Monthly Archives: September 2017

International Cyber Conflicts @ Coursera

I just finished the course ‘International Cyber Conflicts’ at Coursera.  The course was developed and led by professors Sanjay Goel and Kevin Williams from the State University of New York at Albany.  This was a five week course that consisted of recorded presentations with inline questions; discussion forums; and end of week quizzes.

The presentations and readings for this course were good.  After several readings referred to Cybersecurity and Cyberwar by Singer and Friedman; I elected to buy the book.  I had been able to obtain the book through my local library on an inter library loan.  After the second reading I really enjoyed the book and purchased it via Amazon.

I would say the only downside to this course like others that I have viewed is that the discussion forums were not really that good.  The discussion forums themselves merged comments from previous offerings of the course (from about a year ago).  I can appreciate why the instructors did this ; in an attempt to seed the discussion forums and get more people contributing.  I didn’t think that worked.  and then as with many Coursera offerings some people just don’t understand or seek to contribute to the discussions. Tighter moderation might help there.

I enjoyed the course and would recommend it to anyone interested in cyber security.  The cost for the course was free unless you request a completion certificate.



USB Forensics

I recently came across two very good articles about USB forensics.

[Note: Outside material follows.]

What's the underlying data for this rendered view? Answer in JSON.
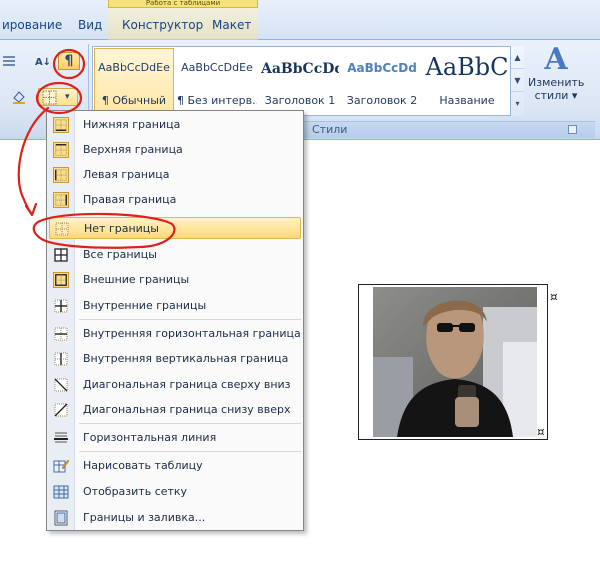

The Hitchhiker’s Guide to USB Forensics was published at the Cyberforensicator site by Oleg Skulkin and Igor Mikhaylov.  It is a very well thought out an written description of how to find out by operating system analysis what files have been copied to a USB device.  They used a Windows 10 virtual machine and the Oxygen Forensics AXIOM tool to conduct a basic analysis.  They are locating evidence about what files have been copied or moved.

I was looking for references to how to investigate just the USB drive itself.  I found the SANS Computer Forensic Guide to profiling USB Thumbdrives on Win7, Vista, and XP. This is a blog post by Rob Lee dated September of 2009.  This was more in line with what I was looking for given I that one found the USB device and wanted to start treating it as evidence. Rob had written about the differences between analyzing USB thumb drives and drive enclosures.  There was much good info in both posts.